La morte del giovane medico cinese  Li Wenliang, colui  che per primo lanciò inascoltato l’allarme sul coronavirus, sta causando una vera e propria rivolta virtuale nella rete cinese. Naturalmente  per quanto possibile, perché internet a Pechino è costantemente monitorato dalle autorità e staccato dal resto della rete mondiale da un potentissimo «firewall», noto, per assonanza con la grande muraglia cinese, come il «grande firewall cinese». Su Weibo - simile a Twitter - e su WeChat - simile a WhatsApp - si moltiplicano i messaggi che hanno come hashtag #vogliolalibertàdiparola: una vera e propria sfida in un sistema autoritario come quello cinese.

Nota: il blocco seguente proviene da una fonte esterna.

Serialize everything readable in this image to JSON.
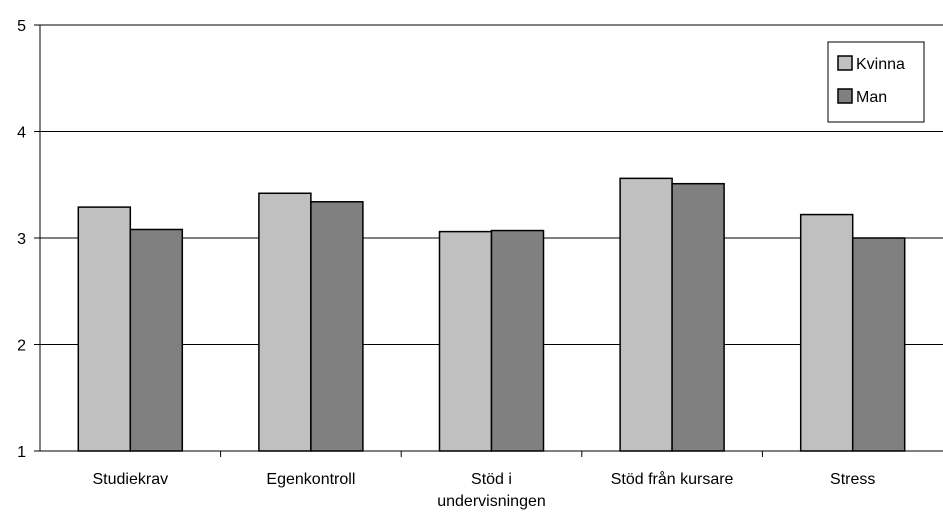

Se l'allarme lanciato da Li Wenliang fosse stato ascoltato, la lotta contro il coronavirus sarebbe scattata prima e il contagio non si sarebbe diffuso in modo così veloce a Wuhan. Ma il giovane medico fu richiamato per l'allarme e accusato di creare il panico. La sua denuncia, basata sull'evidenza fornita dai sintomi dei malati che stava trattando, fu silenziata.  Così la vita continuò come al solito a Wuhan  e il virus si diffuse per giorni indisturbato, visto che le autorità non presero alcuna misura di profilassi.

Negli stati autoritari la diffusione delle informazioni è strettamente limitata e di solito avviene per via gerarchica.  Così nessuno, per paura di esserne ritenuto responsabile, passa le cattive notizie al grado superiore, anzi tende ad insabbiarle. Fino a che, come è avvenuto a Wuhan, l'enormità del problema rende impossibile nasconderlo. Allora si ricorre a drastiche misure d'emergenza. Ma i buoi, come da proverbio, sono già scappati.